De installateur mag daarom geen enkele instelling van het gasdebiet doorvoeren.
OPMERKING:
De ombouw naar een andere gassoort mag alleen gedaan worden door de dienst na verkoop van JUNKERS.
14. ONDERRICHTINGEN
14.1 Nota voor de installateur
Na de ingebruikname:
de gebruiker op de hoogte brengen van de bediening en de werking van de gasketel,
de gebruiker verwittigen dat hij geen enkele wijziging noch herstelling zelf mag uitvoeren,
zijn aandacht vestigen op het feit dat in geen geval de aanvoer van verse lucht en de afvoer van verbrande gassen
belemmerd mogen worden,
zijn aandacht vestigen op de controle van de waterdruk d.m.v. de manometer (zie 11. Inbedrijfname),
dit document overhandigen,
de gebruiker verwittigen dat de gasketel niet ontworpen werd voor gebruik door personen (kinderen inbegrepen)
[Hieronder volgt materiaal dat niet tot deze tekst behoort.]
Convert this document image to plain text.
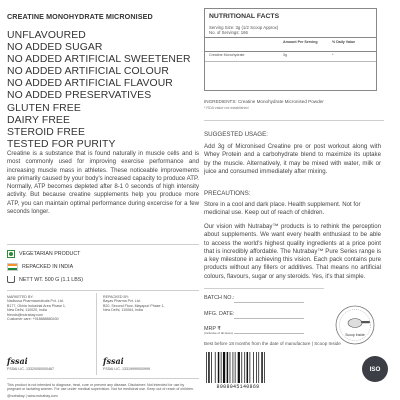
CREATINE MONOHYDRATE MICRONISED
UNFLAVOURED
NO ADDED SUGAR
NO ADDED ARTIFICIAL SWEETENER
NO ADDED ARTIFICIAL COLOUR
NO ADDED ARTIFICIAL FLAVOUR
NO ADDED PRESERVATIVES
GLUTEN FREE
DAIRY FREE
STEROID FREE
TESTED FOR PURITY
Creatine is a substance that is found naturally in muscle cells and is most commonly used for improving exercise performance and increasing muscle mass in athletes. These noticeable improvements are primarily caused by your body's increased capacity to produce ATP. Normally, ATP becomes depleted after 8-1 0 seconds of high intensity activity. But because creatine supplements help you produce more ATP, you can maintain optimal performance during excercise for a few seconds longer.
VEGETARIAN PRODUCT
REPACKED IN INDIA
NETT WT. 500 G (1.1 LBS)
MARKETED BY:
Nadivusa Pharmaceuticals Pvt. Ltd.
B177, Okhla Industrial Area Phase 1,
New Delhi, 110020, India
friends@nutrabay.com
Customer care: +918888880430
REPACKED BY:
Bayas Pharma Pvt. Ltd.
B20, Second Floor, Mayapuri Phase 1,
New Delhi, 110064, India
fssai
FSSAI LIC. 13320050000467
fssai
FSSAI LIC. 13319999000999
This product is not intended to diagnose, treat, cure or prevent any disease. Disclaimer: Not intended for use by pregnant or lactating women. For use under medical supervision. Not for medicinal use. Keep out of reach of children.
@nutrabay | www.nutrabay.com
NUTRITIONAL FACTS
Serving Size: 3g (1/2 Scoop Approx)
No. of Servings: 166
Amount Per Serving	% Daily Value
Creatine Monohydrate	3g	*
INGREDIENTS: Creatine Monohydrate Micronised Powder
* RDA value not established
SUGGESTED USAGE:
Add 3g of Micronised Creatine pre or post workout along with Whey Protein and a carbohydrate blend to maximize its uptake by the muscle. Alternatively, it may be mixed with water, milk or juice and consumed immediately after mixing.
PRECAUTIONS:
Store in a cool and dark place. Health supplement. Not for medicinal use. Keep out of reach of children.
Our vision with Nutrabay™ products is to rethink the perception about supplements. We want every health enthusiast to be able to access the world's highest quality ingredients at a price point that is incredibly affordable. The Nutrabay™ Pure Series range is a key milestone in achieving this vision. Each pack contains pure products without any fillers or additives. That means no artificial colours, flavours, sugar or any steroids. Yes, it's that simple.
BATCH NO.:
MFG. DATE:
MRP ₹
(Inclusive of all taxes)	Scoop Inside
Best before 18 months from the date of manufacture | Scoop Inside
8908045140869
ISO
met verminderde mentale en/of fysieke mogelijkheden of met een gebrek aan ervaring of kennis, tenzij bevoegde
en verantwoorde personen hen de nodige instructies over het gebruik van de gasketel meegaven. Waak erover dat
kinderen niet met de gasketel spelen.
14.2 Nota voor de gebruiker
TIP: bij extreem lage buitentemperaturen (vanaf -10°C) raden wij U aan de nachtverlaging te beperken tot 2°C ten
opzichte van de dagtemperatuur.
U vindt hierna enkele aanwijzingen die U toelaten, indien nodig, kleine storingen te verhelpen.
De ketel springt niet op
Brandt de diagnosecode-aanduiding? Indien een storingsmelding verschijnt, de ontgrendeltoets indrukken. Controleer
de instelling van kamerthermostaat en ketelaquastaat.
De ketel wordt warm, de installatie blijft koud
Nagaan of de installatie gevuld en ontlucht is. Radiatorkranen openen. Indien de installatie koud blijft nagaan of de
circulatiepomp draait. Zoniet de ketel uitschakelen en de circulatiepomp losmaken.
GASGEUR:
gaskraan dichtdraaien
vensters openen
geen elektrische schakelaars bedienen
alle open vuur doven
de gasmaatschappij, Uw installateur of JUNKERS verwittigen
14.3 Controle van de ketel
Controleer regelmatig de waterdruk en, indien nodig, de installatie bijvullen en ontluchten.
Vlammenbeeld nagaan: de brander moet stabiel maar zonder gele vlammen branden.
14.4 Reinigen van de mantel
Gebruik geen schurende of agressieve reinigingsmiddelen, een vochtig doek volstaat.